PTPN juga menegaskan komitmennya menjalankan arah kebijakan BUMN yang berpihak kepada masyarakat. Dalam kesempatan itu, perusahaan menyampaikan permintaan maaf secara terbuka atas polemik yang berkembang di tengah publik.
“Mewakili seluruh jajaran manajemen PTPN, kami menyampaikan permohonan maaf yang sedalam-dalamnya kepada Kakek Mujiran, keluarga, serta masyarakat luas,” demikian pernyataan pihak manajemen PTPN.

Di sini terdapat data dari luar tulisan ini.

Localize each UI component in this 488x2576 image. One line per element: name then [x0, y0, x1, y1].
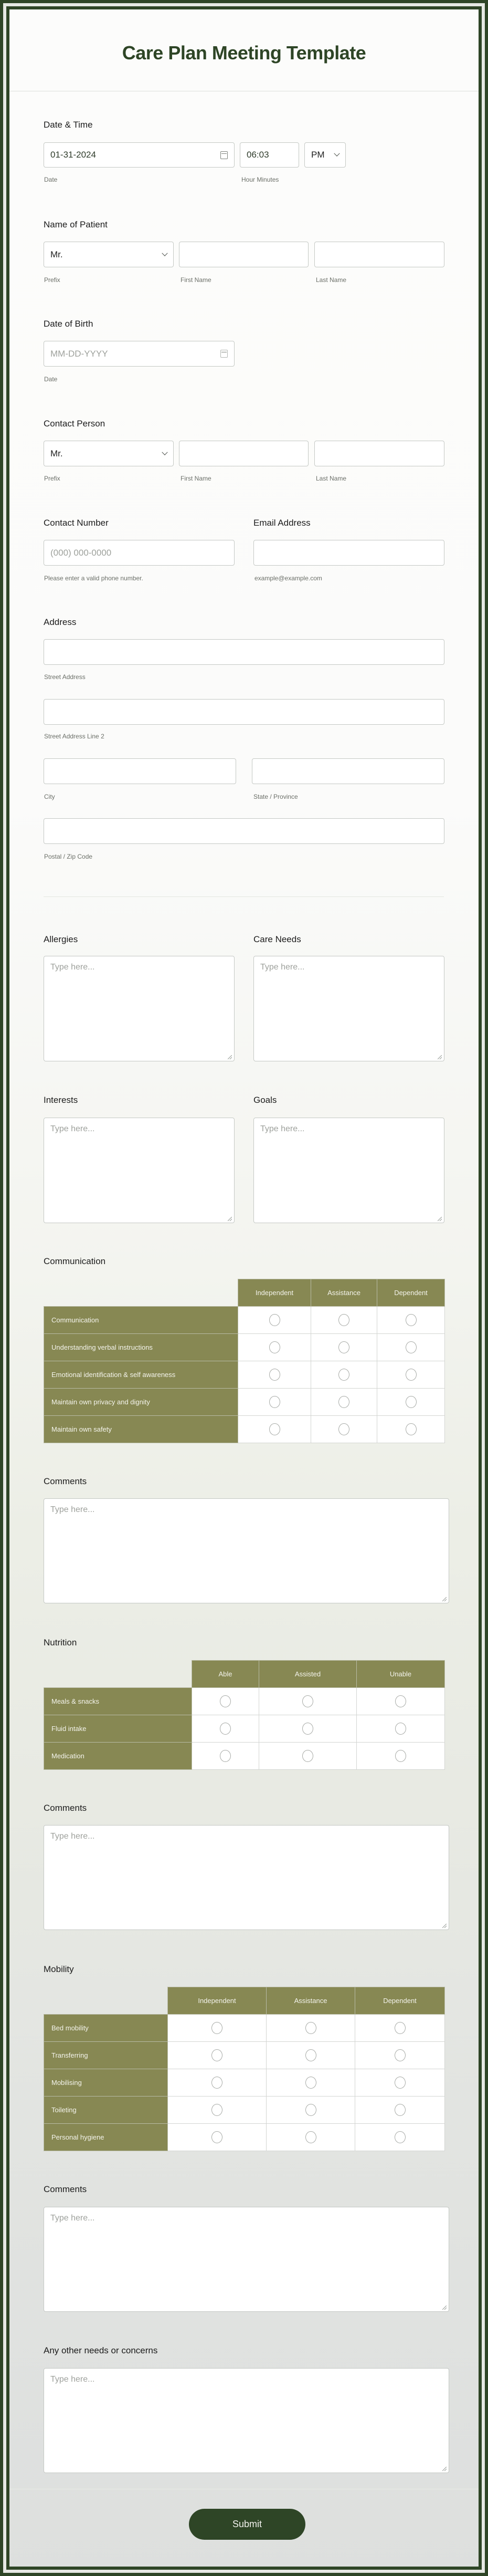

Perusahaan mengakui penanganan di lapangan seharusnya lebih sensitif terhadap kondisi sosial masyarakat sekitar. Menurut manajemen, kasus tersebut menjadi pelajaran penting agar seluruh petugas lebih mengedepankan empati dalam menjalankan pengamanan aset perusahaan.
“Kami memetik pelajaran berharga bahwa respons petugas di lapangan harus jauh lebih peka, tanggap, dan mutlak mengedepankan nilai kemanusiaan,” ujar manajemen PTPN.
Selain menghentikan proses hukum, PTPN juga menyiapkan program pendampingan berkelanjutan bagi Mujiran dan keluarganya. Bantuan yang diberikan mencakup pemenuhan kebutuhan pokok hingga penyediaan peluang kerja yang disesuaikan dengan kondisi fisik Mujiran maupun anggota keluarganya.
PTPN menegaskan, sebagai perusahaan milik negara, perlindungan aset tidak boleh dipisahkan dari tanggung jawab sosial kepada masyarakat sekitar.
Sebelumnya, Mujiran yang merupakan warga lanjut usia asal Lampung menjadi perhatian publik usai menjalani persidangan di Pengadilan Negeri Kalianda atas kasus dugaan penggelapan getah karet milik PTPN. Getah karet tersebut diambil untuk dijual demi memenuhi kebutuhan hidup keluarganya.